Не буду перечислять всех оскорблений, которые я нанес, как самому Вий-рентгенологу, так и его помощникам. Скажу главное – цели они не достигли. Ни чудовище не приказало меня заткнуть, ни санитары не побросали его веки, чтобы нормально по-людски набить мне морду. Однако, даже поняв, что все усилия в этом направлении тщетны, я все равно не мог остановиться. Возможно, сказалось возбуждение, возможно, на меня еще немного действовала сыворотка правды, но я орал, ругался, а когда бранные слова закончились, перешел к декламации героической классики:
– Правду сказал я, шотландцы, От сына я ждал беды, Не верил я в стойкость юных, Не бреющих бороды. А мне костер не страшен, Пусть со мною умрет Моя святая тайна, Мой вересковый мед. На этой патетической ноте санитарам, наконец-то, удалось распаковать зенки своего начальника.
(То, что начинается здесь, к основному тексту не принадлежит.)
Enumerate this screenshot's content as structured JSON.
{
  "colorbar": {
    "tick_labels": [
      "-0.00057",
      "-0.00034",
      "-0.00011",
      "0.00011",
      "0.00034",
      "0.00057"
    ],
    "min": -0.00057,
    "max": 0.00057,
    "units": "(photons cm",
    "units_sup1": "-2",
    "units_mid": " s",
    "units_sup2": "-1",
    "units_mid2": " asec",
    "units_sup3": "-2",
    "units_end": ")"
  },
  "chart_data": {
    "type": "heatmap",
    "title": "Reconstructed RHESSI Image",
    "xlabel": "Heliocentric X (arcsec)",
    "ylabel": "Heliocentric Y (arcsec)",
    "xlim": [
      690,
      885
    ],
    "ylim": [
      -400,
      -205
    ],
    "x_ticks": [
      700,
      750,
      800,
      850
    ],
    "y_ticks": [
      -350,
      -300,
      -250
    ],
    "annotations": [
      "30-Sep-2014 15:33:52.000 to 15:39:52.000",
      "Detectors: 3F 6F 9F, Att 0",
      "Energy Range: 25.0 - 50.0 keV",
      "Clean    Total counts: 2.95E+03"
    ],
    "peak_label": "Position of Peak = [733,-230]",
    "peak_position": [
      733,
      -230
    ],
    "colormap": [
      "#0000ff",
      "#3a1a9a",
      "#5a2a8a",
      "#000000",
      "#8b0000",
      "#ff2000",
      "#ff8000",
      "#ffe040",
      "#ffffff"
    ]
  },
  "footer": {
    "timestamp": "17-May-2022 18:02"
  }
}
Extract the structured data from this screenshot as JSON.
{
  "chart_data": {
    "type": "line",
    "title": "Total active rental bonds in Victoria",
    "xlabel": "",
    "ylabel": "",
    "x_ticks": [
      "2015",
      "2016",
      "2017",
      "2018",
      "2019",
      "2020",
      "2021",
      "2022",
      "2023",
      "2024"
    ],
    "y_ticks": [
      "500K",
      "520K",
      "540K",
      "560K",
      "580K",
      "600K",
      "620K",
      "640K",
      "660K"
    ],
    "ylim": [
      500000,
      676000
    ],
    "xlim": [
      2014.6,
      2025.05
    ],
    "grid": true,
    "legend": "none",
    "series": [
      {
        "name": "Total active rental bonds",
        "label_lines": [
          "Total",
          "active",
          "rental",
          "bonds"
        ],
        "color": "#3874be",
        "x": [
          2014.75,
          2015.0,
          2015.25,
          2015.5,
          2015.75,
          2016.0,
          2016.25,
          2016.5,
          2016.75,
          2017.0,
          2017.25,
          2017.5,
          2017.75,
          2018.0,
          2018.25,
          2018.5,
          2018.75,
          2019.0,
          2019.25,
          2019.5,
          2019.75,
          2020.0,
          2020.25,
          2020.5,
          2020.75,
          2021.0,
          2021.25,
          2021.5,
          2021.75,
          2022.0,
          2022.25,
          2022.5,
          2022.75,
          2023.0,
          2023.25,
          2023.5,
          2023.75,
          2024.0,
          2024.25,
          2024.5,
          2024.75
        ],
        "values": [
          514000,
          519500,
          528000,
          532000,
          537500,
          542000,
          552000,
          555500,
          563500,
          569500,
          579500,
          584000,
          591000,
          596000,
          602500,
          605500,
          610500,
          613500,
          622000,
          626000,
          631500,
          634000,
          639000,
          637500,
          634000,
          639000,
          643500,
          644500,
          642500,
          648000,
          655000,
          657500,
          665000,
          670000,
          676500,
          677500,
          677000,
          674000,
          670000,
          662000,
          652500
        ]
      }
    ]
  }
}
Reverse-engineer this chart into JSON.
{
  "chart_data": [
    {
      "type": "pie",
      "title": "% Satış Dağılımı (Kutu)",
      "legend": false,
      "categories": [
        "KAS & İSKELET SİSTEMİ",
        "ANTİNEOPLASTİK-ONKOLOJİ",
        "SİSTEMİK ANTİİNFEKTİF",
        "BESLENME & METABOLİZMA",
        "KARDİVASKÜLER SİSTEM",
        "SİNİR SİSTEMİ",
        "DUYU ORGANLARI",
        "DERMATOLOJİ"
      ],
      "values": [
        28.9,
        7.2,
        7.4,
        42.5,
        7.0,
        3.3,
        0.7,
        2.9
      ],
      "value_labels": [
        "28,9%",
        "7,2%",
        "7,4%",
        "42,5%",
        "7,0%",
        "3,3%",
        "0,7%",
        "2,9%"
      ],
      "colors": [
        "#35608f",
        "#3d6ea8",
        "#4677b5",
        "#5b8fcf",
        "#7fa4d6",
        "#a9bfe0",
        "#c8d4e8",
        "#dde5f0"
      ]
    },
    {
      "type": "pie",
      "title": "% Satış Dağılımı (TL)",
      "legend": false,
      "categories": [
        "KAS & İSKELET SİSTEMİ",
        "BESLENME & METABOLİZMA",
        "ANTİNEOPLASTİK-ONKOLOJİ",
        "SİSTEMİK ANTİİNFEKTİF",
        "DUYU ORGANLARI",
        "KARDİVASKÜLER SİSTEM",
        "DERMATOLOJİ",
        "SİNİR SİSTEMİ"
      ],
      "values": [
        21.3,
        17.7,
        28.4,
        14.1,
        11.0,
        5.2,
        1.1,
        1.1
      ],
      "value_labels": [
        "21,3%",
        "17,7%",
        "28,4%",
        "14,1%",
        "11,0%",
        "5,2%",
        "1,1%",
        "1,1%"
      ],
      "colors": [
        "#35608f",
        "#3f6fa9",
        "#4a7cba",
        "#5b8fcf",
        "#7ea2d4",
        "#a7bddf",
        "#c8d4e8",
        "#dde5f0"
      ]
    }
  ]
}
К моему удивлению, ничего страшного в них не оказалось. Это были просто два молочно-белых бильярдных шара, бешено вращающихся в глазных впадинах, заполненных по краям красивыми ртутными слезами. Слезы текли, струились, разбегались многочисленными ручьями, после чего вновь встречались вместе, заполняя собой большой чуть выпуклое озеро. Оно было по истине прекрасно. Его мерцающая серебром поверхность так и звала окунуться вглубь, раствориться, насладиться нежной прохладой жидкого металла, который укутает, приласкает, вытянет из членов усталость, и заберет из головы все пустые суетные мысли, видения, образы, составляющие никчемную человеческую память. Вот одна из них камнем сорвалась в блестящую металлическую воду. Вот вторая. Вот третья. И, наконец, они частым дождем забарабанили по озерной глади, уродуя ее мириадами разбегающихся во все стороны картинок моего недавнего бытия. А сам я при этом становился таким чистым, таким сияющим, таким металлическим, что не мог сдержать радости и плакал, плакал и плакал от восхищения. И вдруг что-то произошло.
– Тревога! Тревога! Тревога! – раз за разом повторялось противное, ноющее как зубной бур слово. Поверхность озера взволновалось. По нему прошла матовая рябь, сменившаяся непрерывно растущими волнами, которые стали дергать меня из стороны в сторону в такт невероятно грубому и неуместному в этом ртутном раю голосу.